Objective: To evaluate the efficiency of the four domestic language models, ERNIE Bot, ChatGLM2, Spark Desk and Qwen-14B-Chat, all with a massive user base and significant social attention, in response to consultations about PCa-related perioperative nursing and health education.
Methods: We designed a questionnaire that includes 15 questions commonly concerned by patients undergoing radical prostatectomy and 2 common nursing cases, and inputted the questions into each of the four language models for simulation consultation. Three nursing experts assessed the model responses based on a pre-designed Likert 5-point scale in terms of accuracy, comprehensiveness, understandability, humanistic care, and case analysis. We evaluated and compared the performance of the four models using visualization tools and statistical analyses.

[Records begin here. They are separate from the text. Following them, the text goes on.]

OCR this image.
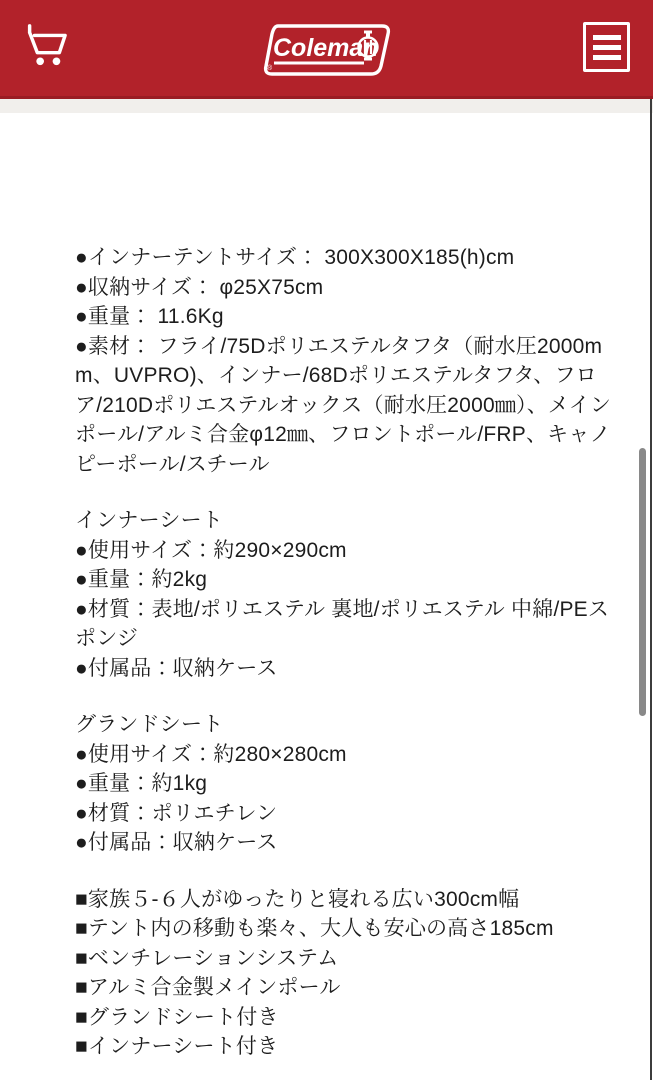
Coleman
®
●インナーテントサイズ： 300X300X185(h)cm
●収納サイズ： φ25X75cm
●重量： 11.6Kg
●素材： フライ/75Dポリエステルタフタ（耐水圧2000m
m、UVPRO)、インナー/68Dポリエステルタフタ、フロ
ア/210Dポリエステルオックス（耐水圧2000㎜）、メイン
ポール/アルミ合金φ12㎜、フロントポール/FRP、キャノ
ピーポール/スチール
インナーシート
●使用サイズ：約290×290cm
●重量：約2kg
●材質：表地/ポリエステル 裏地/ポリエステル 中綿/PEス
ポンジ
●付属品：収納ケース
グランドシート
●使用サイズ：約280×280cm
●重量：約1kg
●材質：ポリエチレン
●付属品：収納ケース
■家族５-６人がゆったりと寝れる広い300cm幅
■テント内の移動も楽々、大人も安心の高さ185cm
■ベンチレーションシステム
■アルミ合金製メインポール
■グランドシート付き
■インナーシート付き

Results: All the models generated high-quality texts with no misleading information and exhibited satisfactory performance. Qwen-14B-Chat scored the highest in all aspects and showed relatively stable outputs in multiple tests compared with ChatGLM2. Spark Desk performed well in terms of understandability but lacked comprehensiveness and humanistic care. Both Qwen-14B-Chat and ChatGLM2 demonstrated excellent performance in case analysis. The overall performance of ERNIE Bot was slightly inferior. All things considered, Qwen-14B-Chat was superior to the other three models in consultations about PCa-related perioperative nursing and health education.
Conclusion: In PCa-related perioperative nursing, large language models represented by Qwen-14B-Chat are expected to become powerful auxiliary tools to provide patients with more medical expertise and information support, so as to improve the patient compliance and the quality of clinical treatment and nursing.
Keywords: prostate cancer; large language model; artificial intelligence; health education.